Tidak dipungkiri, tindakan penghilangan orang secara paksa pernah terjadi di berbagai negara dunia. Para keluarga korban harus menanti tanpa kepastian apakah anggota keluarganya akan kembali atau tidak.
Selain permasalahan moral, kejahatan penghilangan paksa juga melanggar HAM yang seharusnya dilindungi oleh semua negara di dunia.
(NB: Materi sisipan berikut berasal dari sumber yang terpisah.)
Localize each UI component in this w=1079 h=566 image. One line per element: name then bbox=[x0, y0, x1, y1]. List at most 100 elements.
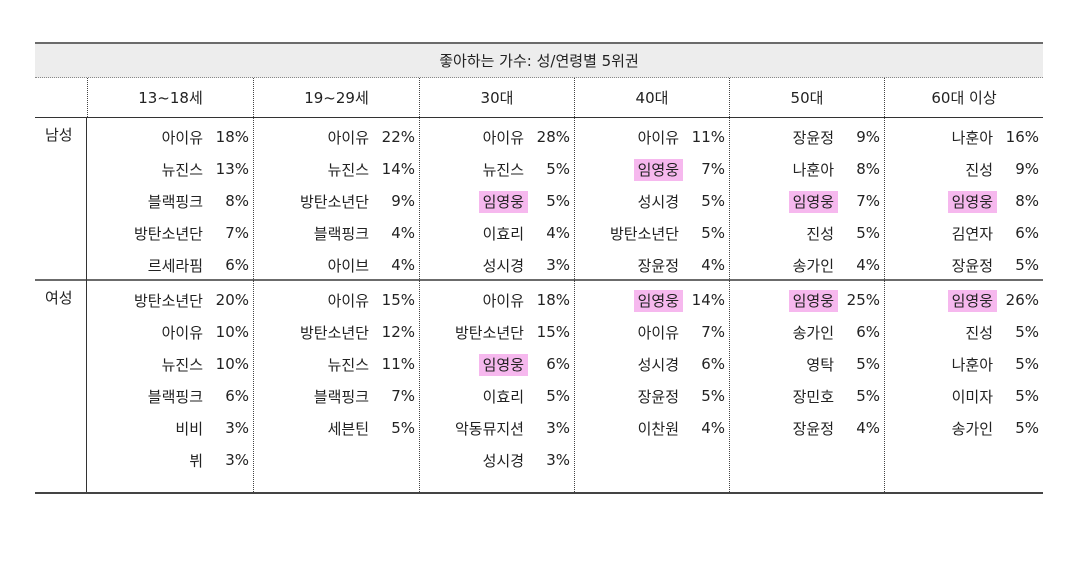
singer-percent: 4% bbox=[391, 256, 415, 274]
singer-percent: 4% bbox=[391, 224, 415, 242]
singer-percent: 5% bbox=[856, 355, 880, 373]
singer-percent: 22% bbox=[381, 128, 415, 146]
singer-name: 나훈아 bbox=[951, 355, 993, 374]
singer-percent: 6% bbox=[225, 387, 249, 405]
singer-name: 뉴진스 bbox=[161, 160, 203, 179]
singer-percent: 10% bbox=[215, 323, 249, 341]
survey-table: 좋아하는 가수: 성/연령별 5위권 13~18세 19~29세 30대 40대… bbox=[35, 42, 1043, 494]
singer-row: 장윤정 9% bbox=[730, 121, 884, 153]
singer-name: 방탄소년단 bbox=[299, 192, 369, 211]
singer-row: 뉴진스 11% bbox=[254, 348, 419, 380]
singer-row: 장윤정 5% bbox=[575, 380, 729, 412]
singer-name: 뉴진스 bbox=[327, 355, 369, 374]
age-column: 임영웅 14% 아이유 7% 성시경 6% 장윤정 5% 이찬원 4% bbox=[574, 281, 729, 492]
singer-percent: 8% bbox=[856, 160, 880, 178]
singer-row: 블랙핑크 8% bbox=[87, 185, 253, 217]
singer-percent: 5% bbox=[701, 192, 725, 210]
age-header: 60대 이상 bbox=[884, 78, 1043, 117]
age-column: 아이유 18% 뉴진스 13% 블랙핑크 8% 방탄소년단 7% 르세라핌 6% bbox=[87, 118, 253, 281]
age-header: 50대 bbox=[729, 78, 884, 117]
singer-percent: 20% bbox=[215, 291, 249, 309]
singer-name: 뉴진스 bbox=[482, 160, 524, 179]
age-column: 방탄소년단 20% 아이유 10% 뉴진스 10% 블랙핑크 6% 비비 3% 뷔 3% bbox=[87, 281, 253, 492]
singer-name: 진성 bbox=[806, 224, 834, 243]
age-column: 임영웅 25% 송가인 6% 영탁 5% 장민호 5% 장윤정 4% bbox=[729, 281, 884, 492]
singer-name: 송가인 bbox=[951, 419, 993, 438]
singer-row: 아이유 11% bbox=[575, 121, 729, 153]
singer-name: 나훈아 bbox=[951, 128, 993, 147]
singer-percent: 6% bbox=[546, 355, 570, 373]
singer-percent: 6% bbox=[225, 256, 249, 274]
section-male: 남성 아이유 18% 뉴진스 13% 블랙핑크 8% 방탄소년단 7% 르세라핌 6% 아이유 22% 뉴… bbox=[35, 118, 1043, 281]
singer-percent: 9% bbox=[1015, 160, 1039, 178]
age-column: 아이유 28% 뉴진스 5% 임영웅 5% 이효리 4% 성시경 3% bbox=[419, 118, 574, 281]
singer-name: 블랙핑크 bbox=[147, 192, 203, 211]
singer-percent: 4% bbox=[701, 256, 725, 274]
singer-name: 진성 bbox=[965, 160, 993, 179]
singer-name: 장윤정 bbox=[637, 256, 679, 275]
singer-percent: 3% bbox=[225, 419, 249, 437]
singer-name: 장윤정 bbox=[792, 128, 834, 147]
singer-row: 블랙핑크 4% bbox=[254, 217, 419, 249]
singer-percent: 8% bbox=[225, 192, 249, 210]
singer-percent: 18% bbox=[215, 128, 249, 146]
singer-row: 송가인 4% bbox=[730, 249, 884, 281]
singer-name: 악동뮤지션 bbox=[454, 419, 524, 438]
age-column: 임영웅 26% 진성 5% 나훈아 5% 이미자 5% 송가인 5% bbox=[884, 281, 1043, 492]
singer-percent: 15% bbox=[381, 291, 415, 309]
age-column: 아이유 22% 뉴진스 14% 방탄소년단 9% 블랙핑크 4% 아이브 4% bbox=[253, 118, 419, 281]
singer-row: 방탄소년단 20% bbox=[87, 284, 253, 316]
singer-name: 아이유 bbox=[161, 128, 203, 147]
singer-row: 장윤정 4% bbox=[730, 412, 884, 444]
singer-row: 성시경 3% bbox=[420, 249, 574, 281]
singer-row: 블랙핑크 7% bbox=[254, 380, 419, 412]
singer-row: 이찬원 4% bbox=[575, 412, 729, 444]
singer-percent: 13% bbox=[215, 160, 249, 178]
singer-percent: 16% bbox=[1005, 128, 1039, 146]
singer-percent: 7% bbox=[701, 323, 725, 341]
singer-name: 장윤정 bbox=[792, 419, 834, 438]
singer-name-highlighted: 임영웅 bbox=[947, 190, 997, 213]
singer-name: 송가인 bbox=[792, 256, 834, 275]
singer-percent: 5% bbox=[1015, 323, 1039, 341]
singer-percent: 14% bbox=[691, 291, 725, 309]
singer-percent: 4% bbox=[856, 256, 880, 274]
singer-percent: 4% bbox=[546, 224, 570, 242]
singer-row: 블랙핑크 6% bbox=[87, 380, 253, 412]
singer-name-highlighted: 임영웅 bbox=[478, 353, 528, 376]
singer-row: 세븐틴 5% bbox=[254, 412, 419, 444]
singer-row: 르세라핌 6% bbox=[87, 249, 253, 281]
singer-name: 김연자 bbox=[951, 224, 993, 243]
singer-name: 르세라핌 bbox=[147, 256, 203, 275]
singer-percent: 6% bbox=[856, 323, 880, 341]
singer-percent: 3% bbox=[546, 256, 570, 274]
singer-percent: 7% bbox=[701, 160, 725, 178]
singer-percent: 11% bbox=[691, 128, 725, 146]
singer-row: 진성 5% bbox=[885, 316, 1043, 348]
singer-percent: 5% bbox=[546, 160, 570, 178]
singer-name: 이효리 bbox=[482, 224, 524, 243]
singer-name-highlighted: 임영웅 bbox=[947, 289, 997, 312]
table-title: 좋아하는 가수: 성/연령별 5위권 bbox=[35, 42, 1043, 78]
singer-percent: 5% bbox=[391, 419, 415, 437]
singer-percent: 6% bbox=[1015, 224, 1039, 242]
singer-name: 성시경 bbox=[637, 355, 679, 374]
singer-name-highlighted: 임영웅 bbox=[788, 289, 838, 312]
sections: 남성 아이유 18% 뉴진스 13% 블랙핑크 8% 방탄소년단 7% 르세라핌 6% 아이유 22% 뉴… bbox=[35, 118, 1043, 494]
singer-percent: 5% bbox=[546, 387, 570, 405]
singer-row: 임영웅 7% bbox=[575, 153, 729, 185]
singer-percent: 7% bbox=[856, 192, 880, 210]
singer-row: 나훈아 8% bbox=[730, 153, 884, 185]
singer-row: 성시경 5% bbox=[575, 185, 729, 217]
singer-row: 영탁 5% bbox=[730, 348, 884, 380]
singer-name: 방탄소년단 bbox=[299, 323, 369, 342]
singer-name: 방탄소년단 bbox=[609, 224, 679, 243]
singer-percent: 3% bbox=[225, 451, 249, 469]
singer-row: 방탄소년단 12% bbox=[254, 316, 419, 348]
singer-name-highlighted: 임영웅 bbox=[633, 158, 683, 181]
singer-percent: 7% bbox=[391, 387, 415, 405]
singer-name-highlighted: 임영웅 bbox=[633, 289, 683, 312]
age-header: 40대 bbox=[574, 78, 729, 117]
singer-name: 방탄소년단 bbox=[454, 323, 524, 342]
singer-row: 뉴진스 14% bbox=[254, 153, 419, 185]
Untuk menjamin HAM setiap warga dunia, PBB mendeklarasikan Hari Anti Penghilangan Paksa Internasional.
Dilansir dari komnasham.go.id, Komisi Nasional Hak Asasi Manusia (Komnas HAM) mencatat pernah terjadinya kasus penghilangan paksa di Indonesia pada masa-masa rentan konflik dari Orde Baru hingga masa Reformasi.
Pada konflik demonstrasi prodemokrasi 1997/1998, tercatat 13 aktivis hilang dan tidak diketahui keberadaannya. Pada kasus yang lain, diduga sebanyak 32.774 korban hilang pada Peristiwa 1965/1966 dan 23 korban pada Pembunuhan Misterius 1982-1985.
Sementara itu, ada 23 korban juga diduga hilang pada Peristiwa Tanjung Priok 1984 dan 88 korban pada Peristiwa Talangsari 1989.